Em junho, geraizeiros interromperam uma greve de fome, diante do compromisso do MMA e do ICMBio de avançar com a proposta, o que não acabou não acontecendo
O Ministério Público Federal em Minas Gerais (MPF/MG), em conjunto com o Ministério Público do Estado de Minas Gerais, recomendou ao Instituto Chico Mendes de Conservação da Biodiversidade (ICMBio) a criação imediata da Reserva de Desenvolvimento Sustentável (RDS) Nascentes dos Gerais.
A RDS Nascentes dos Gerais deve abranger áreas dos municípios de Montezuma, Rio Pardo de Minas e Vargem Grande do Rio Pardo, no Norte de Minas Gerais, onde vivem comunidades geraizeiras, povos tradicionais que exercem atividades extrativistas em regiões de cerrado.
Os geraizeiros são assim chamados porque habitam os gerais – planaltos, encostas e vales das regiões de cerrado. Bons conhecedores desse bioma e de suas espécies, eles se adaptaram com sabedoria às características do cerrado e às suas possibilidades de produção, fazendo uso sustentável do ambiente em que vivem. Na verdade, a presença dessas comunidades tradicionais do cerrado tem sido fator decisivo na proteção do meio ambiente onde exercem suas atividades.
Há cerca de 12 anos, essas comunidades lutam pela criação de uma unidade de conservação que possa garantir sua sobrevivência e impedir a deterioração do espaço em que vivem e, em consequência, de seus modos de viver, criar e fazer, direito que lhes é garantido pela constituição brasileira e por tratados internacionais, entre eles, a Convenção nº 169 da Organização Internacional do Trabalho, segundo a qual, os países signatários “devem adotar as medidas necessárias para identificar os territórios tradicionalmente ocupados pelos povos e comunidades tradicionais, bem como para garantir seu acesso aos recursos naturais existentes nas terras onde vivam”.
Em julho de 2005, o procedimento para a criação da RDS foi instaurado no âmbito do ICMBio, órgão responsável pela criação e gestão das unidades de conservação federais.
Nove anos depois, a RDS Nascentes dos Gerais ainda não saiu do papel, apesar do agravamento, ao longo dos anos, das condições ambientais e de vida das comunidades.
Greve de fome – Diante da ausência de medidas efetivas, no último mês de junho, os gerazeiros iniciaram uma greve de fome e sede, suspensa 36 horas depois, após compromisso assumido pela ministra do Meio Ambiente e pelo secretário geral da Presidência da República, em reunião com a 6ª Câmara de Coordenação e Revisão do Ministério Público Federal e com integrantes do movimento geraizeiro, de concluir o processo de criação da reserva, enviando a proposta à Casa Civil até o dia 21 seguinte.

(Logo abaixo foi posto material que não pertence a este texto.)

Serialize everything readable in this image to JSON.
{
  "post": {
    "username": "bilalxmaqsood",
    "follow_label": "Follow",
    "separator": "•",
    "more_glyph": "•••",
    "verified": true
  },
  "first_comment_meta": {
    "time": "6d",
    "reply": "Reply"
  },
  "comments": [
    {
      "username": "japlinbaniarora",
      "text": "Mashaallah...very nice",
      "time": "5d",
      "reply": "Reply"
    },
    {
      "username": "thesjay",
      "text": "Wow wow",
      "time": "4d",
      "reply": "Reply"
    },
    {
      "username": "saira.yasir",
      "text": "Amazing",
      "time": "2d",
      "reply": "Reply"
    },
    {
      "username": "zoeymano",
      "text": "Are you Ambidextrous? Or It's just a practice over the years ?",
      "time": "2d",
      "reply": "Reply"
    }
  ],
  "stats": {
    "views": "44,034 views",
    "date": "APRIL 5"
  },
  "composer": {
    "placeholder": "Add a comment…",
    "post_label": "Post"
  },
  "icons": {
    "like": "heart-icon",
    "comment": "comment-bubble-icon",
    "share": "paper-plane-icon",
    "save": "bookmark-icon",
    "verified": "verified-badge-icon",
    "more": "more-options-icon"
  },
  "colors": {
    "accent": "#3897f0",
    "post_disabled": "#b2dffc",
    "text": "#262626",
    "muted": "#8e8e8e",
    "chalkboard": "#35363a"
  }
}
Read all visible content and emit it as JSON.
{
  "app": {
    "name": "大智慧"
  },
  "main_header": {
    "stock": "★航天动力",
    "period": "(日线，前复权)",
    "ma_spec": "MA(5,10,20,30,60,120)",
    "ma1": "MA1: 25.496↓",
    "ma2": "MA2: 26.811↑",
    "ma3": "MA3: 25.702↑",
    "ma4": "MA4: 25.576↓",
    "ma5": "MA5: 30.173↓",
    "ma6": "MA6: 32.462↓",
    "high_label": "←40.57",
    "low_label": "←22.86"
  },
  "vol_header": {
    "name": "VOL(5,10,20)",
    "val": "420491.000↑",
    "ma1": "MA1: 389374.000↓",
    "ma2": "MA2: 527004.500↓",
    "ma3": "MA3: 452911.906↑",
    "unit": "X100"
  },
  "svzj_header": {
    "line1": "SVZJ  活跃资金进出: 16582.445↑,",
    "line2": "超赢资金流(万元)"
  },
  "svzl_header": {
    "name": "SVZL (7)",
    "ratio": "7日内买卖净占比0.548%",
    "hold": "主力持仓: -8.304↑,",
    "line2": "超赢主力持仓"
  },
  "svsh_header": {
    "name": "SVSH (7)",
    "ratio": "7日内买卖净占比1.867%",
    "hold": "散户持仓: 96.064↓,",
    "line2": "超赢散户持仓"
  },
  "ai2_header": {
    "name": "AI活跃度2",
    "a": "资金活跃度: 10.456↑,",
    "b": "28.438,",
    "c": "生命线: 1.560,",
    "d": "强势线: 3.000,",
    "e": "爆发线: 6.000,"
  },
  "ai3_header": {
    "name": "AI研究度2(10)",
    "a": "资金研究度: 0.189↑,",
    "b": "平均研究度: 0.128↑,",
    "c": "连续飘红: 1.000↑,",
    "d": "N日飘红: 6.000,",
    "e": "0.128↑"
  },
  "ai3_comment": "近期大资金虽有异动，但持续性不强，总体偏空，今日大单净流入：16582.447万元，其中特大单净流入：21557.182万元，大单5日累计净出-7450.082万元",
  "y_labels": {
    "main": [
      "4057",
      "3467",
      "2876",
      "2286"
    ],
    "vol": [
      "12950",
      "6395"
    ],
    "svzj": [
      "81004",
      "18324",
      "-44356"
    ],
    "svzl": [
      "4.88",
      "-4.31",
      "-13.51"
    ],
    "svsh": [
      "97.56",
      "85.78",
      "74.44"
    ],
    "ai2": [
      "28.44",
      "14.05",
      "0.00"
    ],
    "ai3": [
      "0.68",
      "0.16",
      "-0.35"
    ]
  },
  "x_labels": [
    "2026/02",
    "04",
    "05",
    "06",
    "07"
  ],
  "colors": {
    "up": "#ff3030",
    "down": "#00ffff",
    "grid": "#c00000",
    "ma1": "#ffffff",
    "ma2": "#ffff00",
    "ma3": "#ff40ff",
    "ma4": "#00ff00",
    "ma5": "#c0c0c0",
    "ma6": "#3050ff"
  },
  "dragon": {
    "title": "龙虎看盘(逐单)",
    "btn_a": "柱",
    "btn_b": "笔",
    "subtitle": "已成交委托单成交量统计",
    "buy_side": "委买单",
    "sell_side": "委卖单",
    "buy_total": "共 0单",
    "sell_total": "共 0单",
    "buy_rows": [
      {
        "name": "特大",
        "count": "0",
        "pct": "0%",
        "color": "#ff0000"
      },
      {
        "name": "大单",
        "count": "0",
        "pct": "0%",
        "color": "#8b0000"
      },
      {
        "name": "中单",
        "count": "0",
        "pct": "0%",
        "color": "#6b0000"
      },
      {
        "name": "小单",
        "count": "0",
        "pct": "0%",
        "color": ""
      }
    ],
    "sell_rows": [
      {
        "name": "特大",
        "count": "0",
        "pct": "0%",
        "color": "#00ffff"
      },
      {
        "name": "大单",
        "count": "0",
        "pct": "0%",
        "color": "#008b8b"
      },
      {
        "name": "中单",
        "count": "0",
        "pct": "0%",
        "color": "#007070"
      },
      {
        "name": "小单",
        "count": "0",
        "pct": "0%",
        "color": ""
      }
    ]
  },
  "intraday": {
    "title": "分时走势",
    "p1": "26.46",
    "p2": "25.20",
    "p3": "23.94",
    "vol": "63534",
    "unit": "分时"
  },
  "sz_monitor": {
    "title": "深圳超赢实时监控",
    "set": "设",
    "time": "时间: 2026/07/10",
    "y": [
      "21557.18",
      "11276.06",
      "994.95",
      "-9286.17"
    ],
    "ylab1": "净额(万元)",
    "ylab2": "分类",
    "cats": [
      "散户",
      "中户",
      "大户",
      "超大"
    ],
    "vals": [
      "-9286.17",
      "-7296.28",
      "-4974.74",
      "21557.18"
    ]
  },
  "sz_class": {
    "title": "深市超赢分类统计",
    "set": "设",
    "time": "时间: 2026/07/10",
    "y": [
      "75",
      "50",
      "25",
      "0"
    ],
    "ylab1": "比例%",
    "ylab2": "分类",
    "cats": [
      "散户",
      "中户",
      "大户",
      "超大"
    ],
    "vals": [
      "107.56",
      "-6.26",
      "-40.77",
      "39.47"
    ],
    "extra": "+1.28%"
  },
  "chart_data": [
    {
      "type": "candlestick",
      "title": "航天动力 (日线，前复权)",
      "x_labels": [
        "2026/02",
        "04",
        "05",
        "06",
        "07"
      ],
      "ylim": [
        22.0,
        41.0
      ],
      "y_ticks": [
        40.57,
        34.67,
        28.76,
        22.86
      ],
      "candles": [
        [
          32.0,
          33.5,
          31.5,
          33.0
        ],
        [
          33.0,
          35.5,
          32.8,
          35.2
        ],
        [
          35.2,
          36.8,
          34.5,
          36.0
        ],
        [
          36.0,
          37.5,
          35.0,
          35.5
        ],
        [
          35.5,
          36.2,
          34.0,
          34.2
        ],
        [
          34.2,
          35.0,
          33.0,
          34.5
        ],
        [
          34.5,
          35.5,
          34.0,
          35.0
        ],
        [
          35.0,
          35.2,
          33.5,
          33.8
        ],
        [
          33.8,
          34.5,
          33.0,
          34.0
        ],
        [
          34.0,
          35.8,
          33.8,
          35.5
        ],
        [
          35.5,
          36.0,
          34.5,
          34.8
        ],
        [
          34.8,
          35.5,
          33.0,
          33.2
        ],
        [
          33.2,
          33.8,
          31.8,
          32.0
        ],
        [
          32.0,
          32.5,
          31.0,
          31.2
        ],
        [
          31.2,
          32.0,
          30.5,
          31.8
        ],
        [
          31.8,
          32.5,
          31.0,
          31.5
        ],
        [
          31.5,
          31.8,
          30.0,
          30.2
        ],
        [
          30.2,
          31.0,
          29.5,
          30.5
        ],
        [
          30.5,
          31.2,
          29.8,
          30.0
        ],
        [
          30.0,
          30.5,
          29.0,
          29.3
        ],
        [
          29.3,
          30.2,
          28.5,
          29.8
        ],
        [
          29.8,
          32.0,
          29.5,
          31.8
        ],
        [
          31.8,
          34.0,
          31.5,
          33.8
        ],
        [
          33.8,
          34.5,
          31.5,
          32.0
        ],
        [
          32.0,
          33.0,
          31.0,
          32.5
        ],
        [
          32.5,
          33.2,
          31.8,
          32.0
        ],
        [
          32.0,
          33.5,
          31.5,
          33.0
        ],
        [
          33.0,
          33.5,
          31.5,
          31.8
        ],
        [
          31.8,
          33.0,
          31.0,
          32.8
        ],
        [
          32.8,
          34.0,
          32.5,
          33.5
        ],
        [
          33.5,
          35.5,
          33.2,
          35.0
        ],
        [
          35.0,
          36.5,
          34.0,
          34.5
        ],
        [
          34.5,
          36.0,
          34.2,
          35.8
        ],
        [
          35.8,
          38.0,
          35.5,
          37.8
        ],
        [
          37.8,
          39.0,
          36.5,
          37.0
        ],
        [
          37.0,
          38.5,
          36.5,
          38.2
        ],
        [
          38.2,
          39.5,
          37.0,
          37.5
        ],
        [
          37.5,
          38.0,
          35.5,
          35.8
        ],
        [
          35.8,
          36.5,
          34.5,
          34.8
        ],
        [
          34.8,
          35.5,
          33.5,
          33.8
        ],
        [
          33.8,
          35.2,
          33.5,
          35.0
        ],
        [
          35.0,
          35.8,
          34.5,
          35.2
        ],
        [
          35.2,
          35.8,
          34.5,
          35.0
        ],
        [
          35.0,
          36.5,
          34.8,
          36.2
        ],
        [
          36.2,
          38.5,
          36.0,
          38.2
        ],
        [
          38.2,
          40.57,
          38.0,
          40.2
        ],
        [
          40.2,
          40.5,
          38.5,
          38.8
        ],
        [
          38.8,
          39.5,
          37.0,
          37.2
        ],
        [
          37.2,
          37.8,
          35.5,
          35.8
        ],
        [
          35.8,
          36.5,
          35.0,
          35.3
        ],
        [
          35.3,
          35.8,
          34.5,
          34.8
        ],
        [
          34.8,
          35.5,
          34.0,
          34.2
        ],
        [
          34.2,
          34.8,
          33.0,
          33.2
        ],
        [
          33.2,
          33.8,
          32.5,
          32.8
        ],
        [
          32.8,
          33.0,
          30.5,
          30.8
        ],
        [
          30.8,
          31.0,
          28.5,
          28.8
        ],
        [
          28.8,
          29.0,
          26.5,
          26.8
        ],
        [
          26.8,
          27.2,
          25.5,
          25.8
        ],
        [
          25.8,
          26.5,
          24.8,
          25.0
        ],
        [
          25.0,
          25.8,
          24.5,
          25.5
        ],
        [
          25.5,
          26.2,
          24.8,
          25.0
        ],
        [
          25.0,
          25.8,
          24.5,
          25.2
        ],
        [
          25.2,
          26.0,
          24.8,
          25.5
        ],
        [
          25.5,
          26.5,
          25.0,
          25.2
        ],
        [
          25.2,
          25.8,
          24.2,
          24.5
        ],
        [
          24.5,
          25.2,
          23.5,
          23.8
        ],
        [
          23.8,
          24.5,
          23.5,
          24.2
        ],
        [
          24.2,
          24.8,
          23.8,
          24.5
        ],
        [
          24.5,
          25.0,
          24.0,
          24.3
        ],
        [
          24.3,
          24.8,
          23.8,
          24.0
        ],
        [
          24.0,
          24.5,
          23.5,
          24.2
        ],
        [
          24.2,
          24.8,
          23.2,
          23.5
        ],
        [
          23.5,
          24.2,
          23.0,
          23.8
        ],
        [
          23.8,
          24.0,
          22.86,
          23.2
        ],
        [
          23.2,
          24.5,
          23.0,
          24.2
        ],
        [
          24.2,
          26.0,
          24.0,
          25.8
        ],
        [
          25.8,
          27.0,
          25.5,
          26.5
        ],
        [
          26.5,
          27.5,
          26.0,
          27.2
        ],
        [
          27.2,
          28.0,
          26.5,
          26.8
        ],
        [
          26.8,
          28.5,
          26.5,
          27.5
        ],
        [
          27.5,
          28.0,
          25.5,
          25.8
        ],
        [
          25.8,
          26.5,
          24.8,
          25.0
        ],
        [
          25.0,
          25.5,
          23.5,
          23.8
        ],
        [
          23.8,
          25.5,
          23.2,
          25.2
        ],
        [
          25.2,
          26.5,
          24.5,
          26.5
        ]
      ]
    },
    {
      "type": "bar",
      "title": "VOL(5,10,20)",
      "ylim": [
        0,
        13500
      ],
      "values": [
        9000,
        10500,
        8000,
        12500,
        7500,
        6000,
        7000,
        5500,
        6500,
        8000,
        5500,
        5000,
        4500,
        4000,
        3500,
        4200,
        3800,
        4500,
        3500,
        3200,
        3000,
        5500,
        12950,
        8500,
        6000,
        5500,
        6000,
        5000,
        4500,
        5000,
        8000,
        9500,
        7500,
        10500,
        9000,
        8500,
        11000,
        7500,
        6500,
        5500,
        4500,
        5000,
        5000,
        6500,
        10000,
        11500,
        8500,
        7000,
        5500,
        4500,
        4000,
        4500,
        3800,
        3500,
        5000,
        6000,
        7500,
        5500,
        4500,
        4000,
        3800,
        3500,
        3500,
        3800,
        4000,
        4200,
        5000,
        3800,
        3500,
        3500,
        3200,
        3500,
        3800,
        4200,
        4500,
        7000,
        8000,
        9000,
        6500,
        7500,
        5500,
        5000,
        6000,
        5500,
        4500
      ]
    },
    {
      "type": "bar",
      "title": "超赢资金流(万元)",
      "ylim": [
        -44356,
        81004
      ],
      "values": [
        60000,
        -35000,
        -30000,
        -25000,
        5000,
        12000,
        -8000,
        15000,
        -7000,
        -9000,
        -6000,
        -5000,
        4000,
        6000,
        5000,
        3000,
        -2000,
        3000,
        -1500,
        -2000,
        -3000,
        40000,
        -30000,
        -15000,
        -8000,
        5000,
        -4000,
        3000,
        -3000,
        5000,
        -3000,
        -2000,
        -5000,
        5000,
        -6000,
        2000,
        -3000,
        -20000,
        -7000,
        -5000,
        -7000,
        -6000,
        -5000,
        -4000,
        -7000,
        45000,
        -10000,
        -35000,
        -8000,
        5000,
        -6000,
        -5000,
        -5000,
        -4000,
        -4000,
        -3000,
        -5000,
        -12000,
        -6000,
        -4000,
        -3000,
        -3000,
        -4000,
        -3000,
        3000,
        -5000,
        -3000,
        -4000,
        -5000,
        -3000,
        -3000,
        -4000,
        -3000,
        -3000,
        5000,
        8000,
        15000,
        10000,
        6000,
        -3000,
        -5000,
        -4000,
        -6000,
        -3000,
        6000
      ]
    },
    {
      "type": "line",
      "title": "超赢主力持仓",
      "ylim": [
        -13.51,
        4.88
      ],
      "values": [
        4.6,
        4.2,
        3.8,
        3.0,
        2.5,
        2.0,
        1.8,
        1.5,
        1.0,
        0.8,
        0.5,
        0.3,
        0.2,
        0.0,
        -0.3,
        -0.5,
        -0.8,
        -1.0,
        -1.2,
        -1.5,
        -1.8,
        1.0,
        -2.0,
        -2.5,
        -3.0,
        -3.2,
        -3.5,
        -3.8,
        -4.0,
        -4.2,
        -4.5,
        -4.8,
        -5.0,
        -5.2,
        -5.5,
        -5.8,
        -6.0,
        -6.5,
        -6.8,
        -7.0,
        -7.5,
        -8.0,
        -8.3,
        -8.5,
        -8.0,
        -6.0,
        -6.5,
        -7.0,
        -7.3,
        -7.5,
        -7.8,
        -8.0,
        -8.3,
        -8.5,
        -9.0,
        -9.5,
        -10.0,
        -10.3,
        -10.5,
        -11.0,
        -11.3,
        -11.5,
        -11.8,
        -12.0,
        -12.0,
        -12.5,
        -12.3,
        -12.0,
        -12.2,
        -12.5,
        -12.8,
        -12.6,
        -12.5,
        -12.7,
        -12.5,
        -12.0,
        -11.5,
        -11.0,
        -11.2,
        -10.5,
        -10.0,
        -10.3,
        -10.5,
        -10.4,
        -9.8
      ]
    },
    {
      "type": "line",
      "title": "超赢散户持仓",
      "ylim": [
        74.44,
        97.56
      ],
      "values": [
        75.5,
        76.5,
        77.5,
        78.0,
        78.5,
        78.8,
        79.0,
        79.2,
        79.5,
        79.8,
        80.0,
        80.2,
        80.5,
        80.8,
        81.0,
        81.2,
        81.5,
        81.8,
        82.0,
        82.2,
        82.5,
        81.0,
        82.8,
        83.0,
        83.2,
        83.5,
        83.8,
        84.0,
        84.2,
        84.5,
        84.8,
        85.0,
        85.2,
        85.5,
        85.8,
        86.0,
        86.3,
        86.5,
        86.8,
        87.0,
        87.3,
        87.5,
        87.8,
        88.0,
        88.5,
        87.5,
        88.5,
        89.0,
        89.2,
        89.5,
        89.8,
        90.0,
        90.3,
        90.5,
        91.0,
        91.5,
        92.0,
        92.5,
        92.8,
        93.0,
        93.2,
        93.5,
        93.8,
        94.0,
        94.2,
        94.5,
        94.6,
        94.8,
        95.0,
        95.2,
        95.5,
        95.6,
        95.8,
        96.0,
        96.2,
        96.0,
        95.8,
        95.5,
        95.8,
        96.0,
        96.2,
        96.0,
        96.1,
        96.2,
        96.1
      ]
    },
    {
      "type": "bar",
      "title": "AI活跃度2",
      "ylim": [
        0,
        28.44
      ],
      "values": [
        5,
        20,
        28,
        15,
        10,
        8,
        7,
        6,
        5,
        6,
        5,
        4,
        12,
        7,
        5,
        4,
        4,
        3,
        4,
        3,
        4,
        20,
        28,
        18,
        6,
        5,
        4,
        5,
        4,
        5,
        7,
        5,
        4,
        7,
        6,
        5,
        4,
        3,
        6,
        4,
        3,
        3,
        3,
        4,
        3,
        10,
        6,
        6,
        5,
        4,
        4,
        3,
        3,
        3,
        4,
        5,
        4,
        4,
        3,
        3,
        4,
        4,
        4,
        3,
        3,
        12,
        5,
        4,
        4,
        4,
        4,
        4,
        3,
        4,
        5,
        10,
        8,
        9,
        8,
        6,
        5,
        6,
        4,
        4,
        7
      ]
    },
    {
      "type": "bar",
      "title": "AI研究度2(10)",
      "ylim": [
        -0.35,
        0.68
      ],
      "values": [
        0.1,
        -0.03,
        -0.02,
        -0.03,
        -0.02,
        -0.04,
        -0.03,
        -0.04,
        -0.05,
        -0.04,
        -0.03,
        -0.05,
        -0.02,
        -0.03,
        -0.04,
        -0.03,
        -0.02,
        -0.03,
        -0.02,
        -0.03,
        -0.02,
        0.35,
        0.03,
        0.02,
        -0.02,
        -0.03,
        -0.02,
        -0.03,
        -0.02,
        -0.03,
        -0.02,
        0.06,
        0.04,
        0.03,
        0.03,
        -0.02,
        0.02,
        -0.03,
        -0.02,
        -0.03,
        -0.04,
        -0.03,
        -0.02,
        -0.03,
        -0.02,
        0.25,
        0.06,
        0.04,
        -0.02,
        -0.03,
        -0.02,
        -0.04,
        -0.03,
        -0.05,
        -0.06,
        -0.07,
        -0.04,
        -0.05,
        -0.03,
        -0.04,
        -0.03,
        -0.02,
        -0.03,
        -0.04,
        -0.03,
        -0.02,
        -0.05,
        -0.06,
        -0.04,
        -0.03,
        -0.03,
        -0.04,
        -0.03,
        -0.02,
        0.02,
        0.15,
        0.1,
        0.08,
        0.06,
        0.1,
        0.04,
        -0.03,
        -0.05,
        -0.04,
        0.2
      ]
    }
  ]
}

Acontece que, novamente, a promessa não foi cumprida.
No dia 29 de julho, outra reunião foi realizada, com a presença dos Ministérios Públicos Federal e Estadual, desta vez na sede administrativa do governo mineiro, em Belo Horizonte/MG.
Na ocasião, o ICMBio reconheceu que havia sinalizado ao movimento geraizeiro que a Reserva de Desenvolvimento Sustentável seria a modalidade de unidade de conservação mais adequada às finalidades pretendidas por aquelas comunidades tradicionais. No entanto, segundo a recomendação, deu-se início a uma rediscussão acerca da natureza da unidade de conservação, o que, na prática, “procrastina sua implantação e frustra os princípios da boa-fé objetiva e da confiança legítima na ação estatal”.
Na semana passada, em 11 de agosto, o governo mineiro apresentou levantamento fundiário da área de 38 mil hectares prevista para a implantação da RDS. Para os Ministérios Públicos Federal e Estadual, esse levantamento “ainda depende de melhor detalhamento, processo que demandará longo tempo, o que evidencia a necessidade de decretar-se desde logo a criação da RDS para, em seguida, serem finalizados os estudos fundiários, única maneira de evitar danos irreparáveis às comunidades tradicionais que pleiteiam a implementação da unidade de conservação”.
O ICMBio terá prazo de 10 dias para enviar relatório documentado sobre as providências adotadas para dar cumprimento à recomendação.
Assinam a recomendação os procuradores da República Edmundo Antônio Dias e Marcelo Malheiros Cerqueira e os promotores de Justiça Paulo César Vicente de Lima, Carolina Cerigatto, Daniel Castro e Melo, Daniel Oliveira de Ornelas e Carlos Eduardo Ferreira Pinto.